テオハリの持っていた営業資料には、店ごとの誘導文言まで細かく書き込まれている。
「泣き落とし有効」
「親族の不安を刺激」
「恋愛案件は秘密保持を匂わせる」
読み上げるたび、客席の表情が変わった。
サペは舞台へ戻り、正面からチョムを見る。
もう逃げ場はないと、会場の誰もが分かっていた。
「人の悩みは金になる」
チョムは吐き捨てるように言う。
「そう思って何が悪い。

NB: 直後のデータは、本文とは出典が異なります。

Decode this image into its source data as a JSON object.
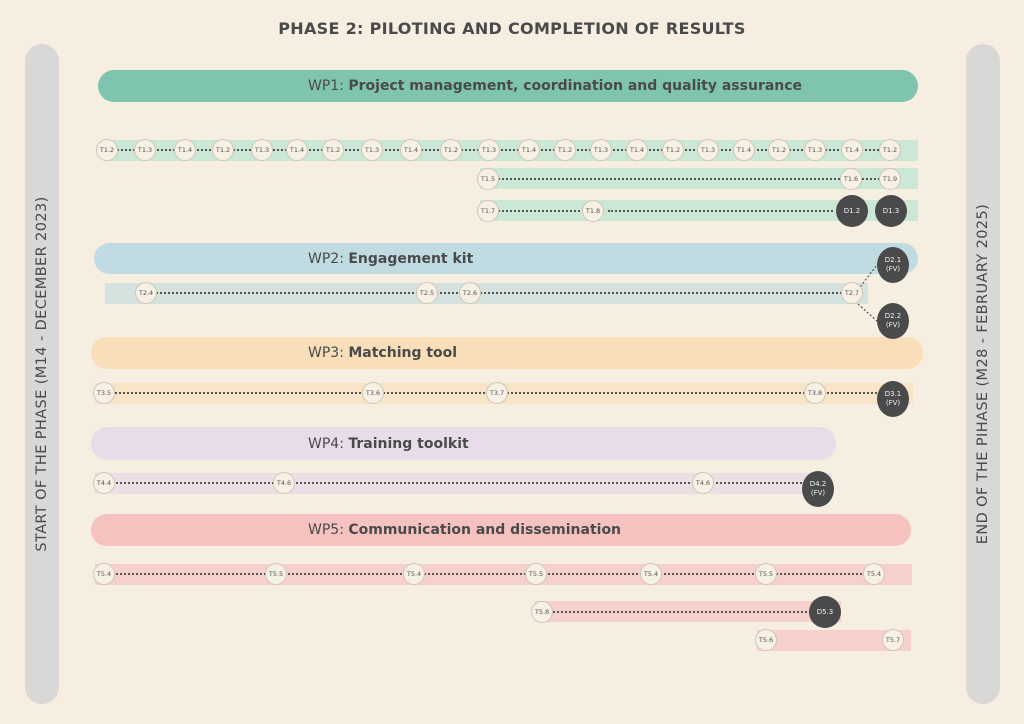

金がなきゃ守れないだろ」
サペは首を振る。
「守るための金と、折るための金は違う」
「綺麗ごとだ」
「今日ここで折れたのは、綺麗ごとじゃない」
サペは黒い名刺を一枚取り出す。
「おまえらのやり方だ」
そう言って、名刺を真ん中から折った。
乾いた音が、思っていたより大きく響いた。
その瞬間、客席の後方で誰かが拍手した。
ひとつ。
またひとつ。
やがて小さな拍手がつながっていく。
勝利の喝采にはまだ早い。
残った傷も、後始末も、この先に山ほどある。
それでも、黒い契約の仕組みはもう舞台の光の下へ引きずり出された。
ローレリーズが最後列で腕を組み、小さく頷く。
キオノフは息を吐き、ルドヴィナは目元を押さえた。
エリアは舞台袖の黒幕をつかみ、思いきり引いた。
重たい幕が落ちる。
人の秘密を飾るための夜は終わった。
暗転した舞台の向こうで、雨がやんだあとの朝みたいな匂いがした。
次は、壊れたものを戻す番だった。